The arrival of his son, Jaden, in September, was a welcome distraction at a time when he was still sidelined and a first appearance at Wembley seven months later – he was an unused substitute when Belgium lost to England there in June 2012 – gives Benteke the chance to finish the season with a flourish and possibly bring some silverware and European football back to Villa Park. “I think this is the beauty of the FA Cup,” Benteke says. “For these two games, everything is possible.”
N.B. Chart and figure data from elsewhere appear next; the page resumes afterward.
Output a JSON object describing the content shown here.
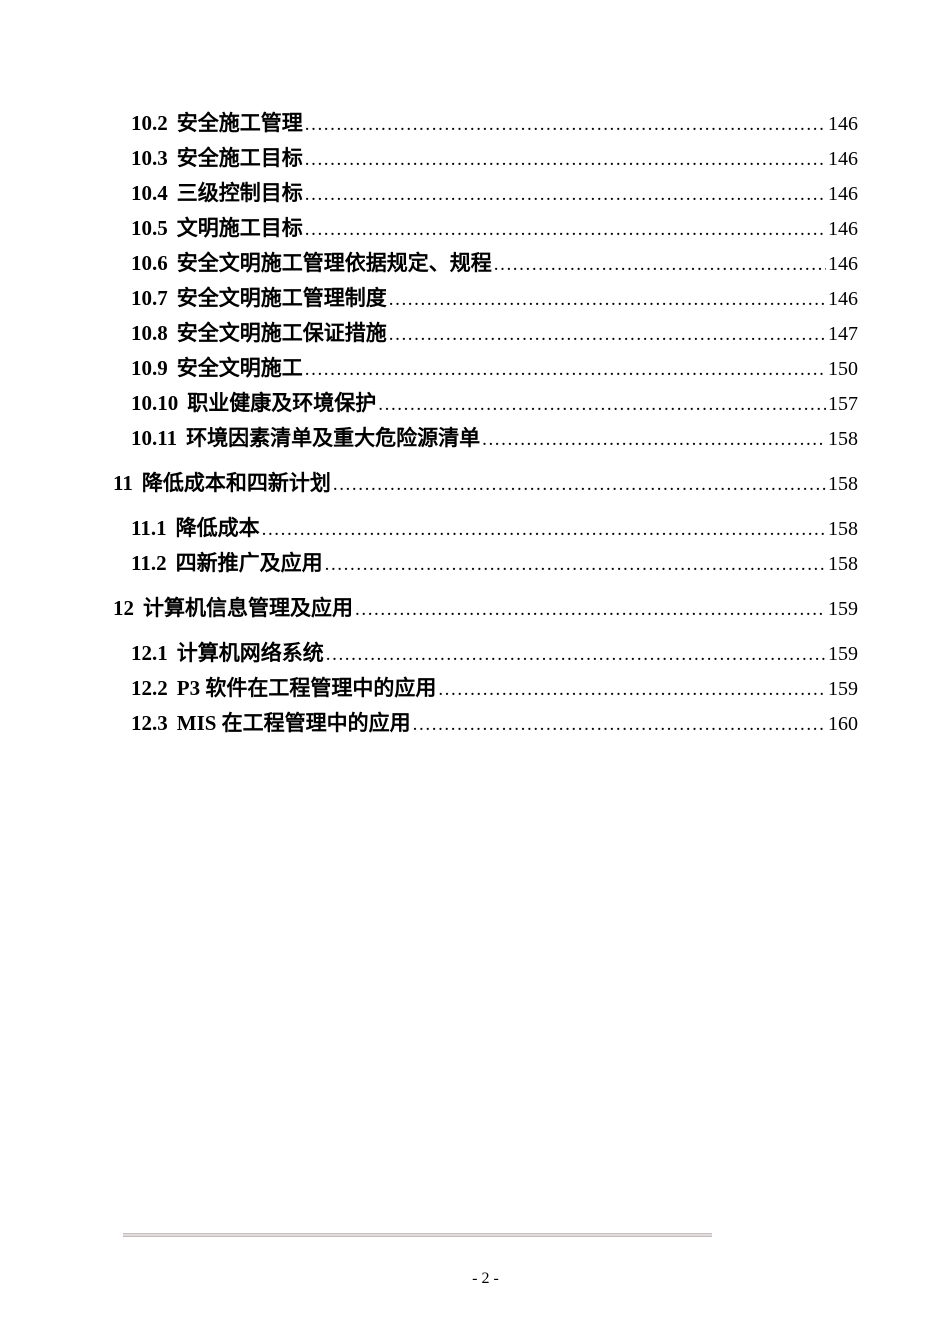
{
  "toc": {
    "leader_char": ".",
    "entries": [
      {
        "level": 2,
        "number": "10.2",
        "title": "安全施工管理",
        "page": "146"
      },
      {
        "level": 2,
        "number": "10.3",
        "title": "安全施工目标",
        "page": "146"
      },
      {
        "level": 2,
        "number": "10.4",
        "title": "三级控制目标",
        "page": "146"
      },
      {
        "level": 2,
        "number": "10.5",
        "title": "文明施工目标",
        "page": "146"
      },
      {
        "level": 2,
        "number": "10.6",
        "title": "安全文明施工管理依据规定、规程",
        "page": "146"
      },
      {
        "level": 2,
        "number": "10.7",
        "title": "安全文明施工管理制度",
        "page": "146"
      },
      {
        "level": 2,
        "number": "10.8",
        "title": "安全文明施工保证措施",
        "page": "147"
      },
      {
        "level": 2,
        "number": "10.9",
        "title": "安全文明施工",
        "page": "150"
      },
      {
        "level": 2,
        "number": "10.10",
        "title": "职业健康及环境保护",
        "page": "157"
      },
      {
        "level": 2,
        "number": "10.11",
        "title": "环境因素清单及重大危险源清单",
        "page": "158"
      },
      {
        "level": 1,
        "number": "11",
        "title": "降低成本和四新计划",
        "page": "158"
      },
      {
        "level": 2,
        "number": "11.1",
        "title": "降低成本",
        "page": "158"
      },
      {
        "level": 2,
        "number": "11.2",
        "title": "四新推广及应用",
        "page": "158"
      },
      {
        "level": 1,
        "number": "12",
        "title": "计算机信息管理及应用",
        "page": "159"
      },
      {
        "level": 2,
        "number": "12.1",
        "title": "计算机网络系统",
        "page": "159"
      },
      {
        "level": 2,
        "number": "12.2",
        "title": "P3 软件在工程管理中的应用",
        "page": "159"
      },
      {
        "level": 2,
        "number": "12.3",
        "title": "MIS 在工程管理中的应用",
        "page": "160"
      }
    ]
  },
  "footer": {
    "page_label": "- 2 -",
    "rule_color": "#c4bcbc"
  }
}
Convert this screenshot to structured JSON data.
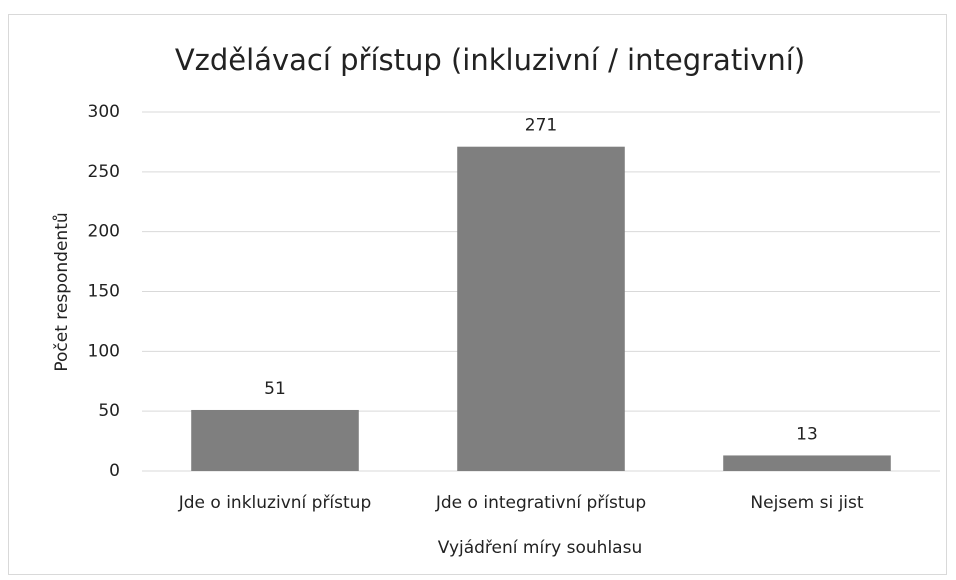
{
  "chart_data": {
    "type": "bar",
    "title": "Vzdělávací přístup (inkluzivní / integrativní)",
    "x_label": "Vyjádření míry souhlasu",
    "y_label": "Počet respondentů",
    "categories": [
      "Jde o inkluzivní přístup",
      "Jde o integrativní přístup",
      "Nejsem si jist"
    ],
    "values": [
      51,
      271,
      13
    ],
    "color": "#7f7f7f",
    "ylim": [
      0,
      300
    ],
    "yticks": [
      0,
      50,
      100,
      150,
      200,
      250,
      300
    ],
    "grid": true,
    "data_labels": true
  }
}
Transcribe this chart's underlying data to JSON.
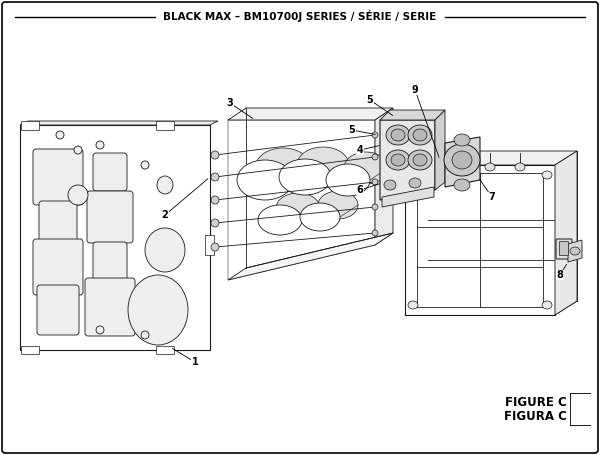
{
  "title": "BLACK MAX – BM10700J SERIES / SÉRIE / SERIE",
  "figure_label1": "FIGURE C",
  "figure_label2": "FIGURA C",
  "bg_color": "#ffffff",
  "lc": "#1a1a1a",
  "fc_panel": "#f5f5f5",
  "fc_mid": "#f0f0f0",
  "fc_box": "#f5f5f5",
  "fc_carb": "#e0e0e0",
  "fc_hole": "#e8e8e8",
  "title_fontsize": 7.5,
  "label_fontsize": 7.0
}
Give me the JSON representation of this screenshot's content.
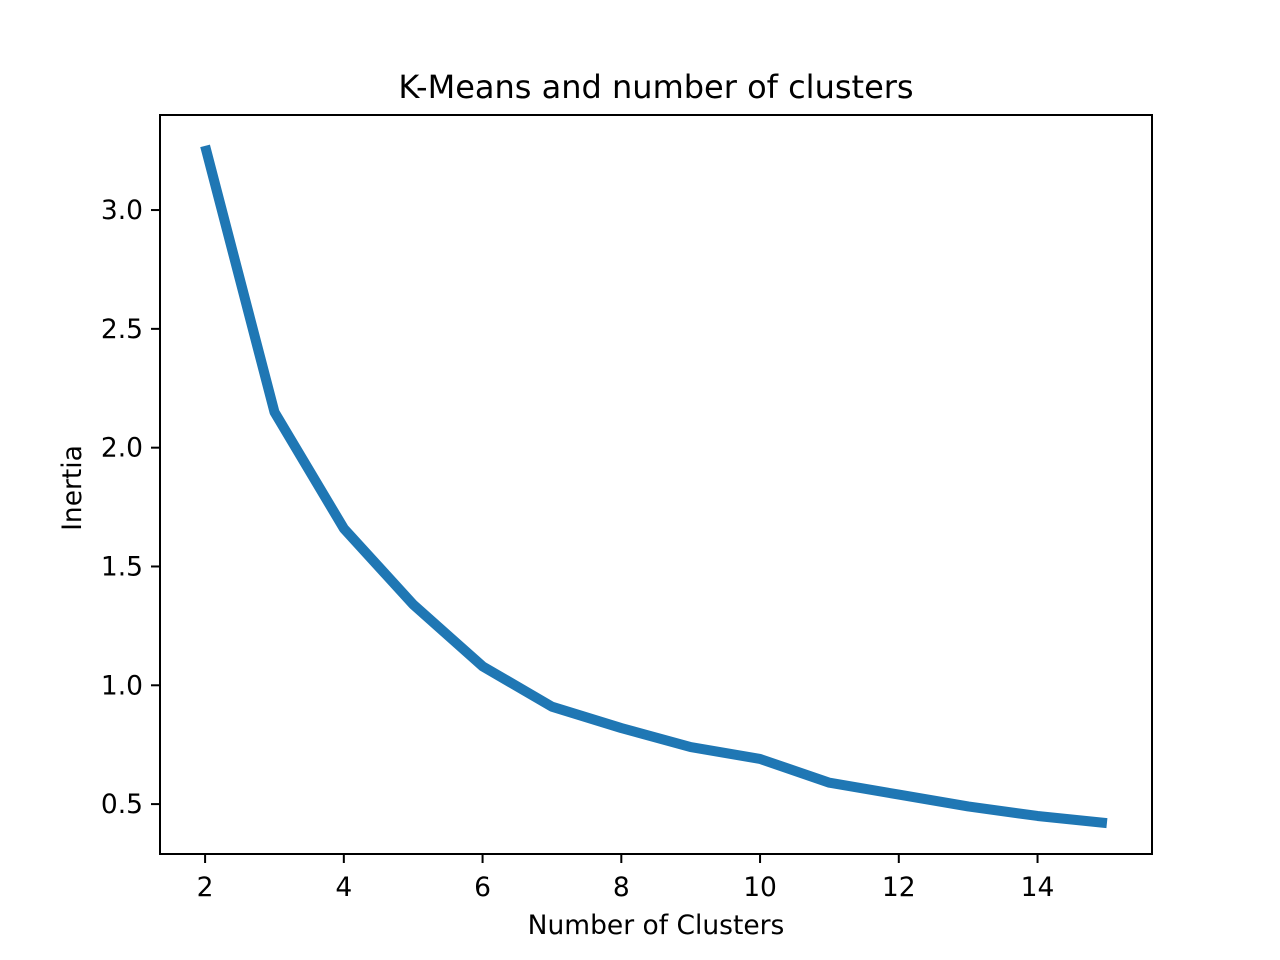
{
  "chart_data": {
    "type": "line",
    "title": "K-Means and number of clusters",
    "xlabel": "Number of Clusters",
    "ylabel": "Inertia",
    "xlim": [
      1.35,
      15.65
    ],
    "ylim": [
      0.29,
      3.4
    ],
    "x_ticks": [
      {
        "value": 2,
        "label": "2"
      },
      {
        "value": 4,
        "label": "4"
      },
      {
        "value": 6,
        "label": "6"
      },
      {
        "value": 8,
        "label": "8"
      },
      {
        "value": 10,
        "label": "10"
      },
      {
        "value": 12,
        "label": "12"
      },
      {
        "value": 14,
        "label": "14"
      }
    ],
    "y_ticks": [
      {
        "value": 0.5,
        "label": "0.5"
      },
      {
        "value": 1.0,
        "label": "1.0"
      },
      {
        "value": 1.5,
        "label": "1.5"
      },
      {
        "value": 2.0,
        "label": "2.0"
      },
      {
        "value": 2.5,
        "label": "2.5"
      },
      {
        "value": 3.0,
        "label": "3.0"
      }
    ],
    "grid": false,
    "series": [
      {
        "color": "#1f77b4",
        "x": [
          2,
          3,
          4,
          5,
          6,
          7,
          8,
          9,
          10,
          11,
          12,
          13,
          14,
          15
        ],
        "y": [
          3.27,
          2.15,
          1.66,
          1.34,
          1.08,
          0.91,
          0.82,
          0.74,
          0.69,
          0.59,
          0.54,
          0.49,
          0.45,
          0.42
        ]
      }
    ]
  }
}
Whether Benteke will be at Villa next season remains to be seen. He will have only two years left on his contract in the summer and there will be no shortage of interest in a player who has scored 39 Premier League goals during three successive relegation battles. “I don’t know,” says Benteke, when asked about his future. “The first thing I want is to be safe and then go on holiday, because it is a long time since I’ve had a holiday. After that, we will see what happens.”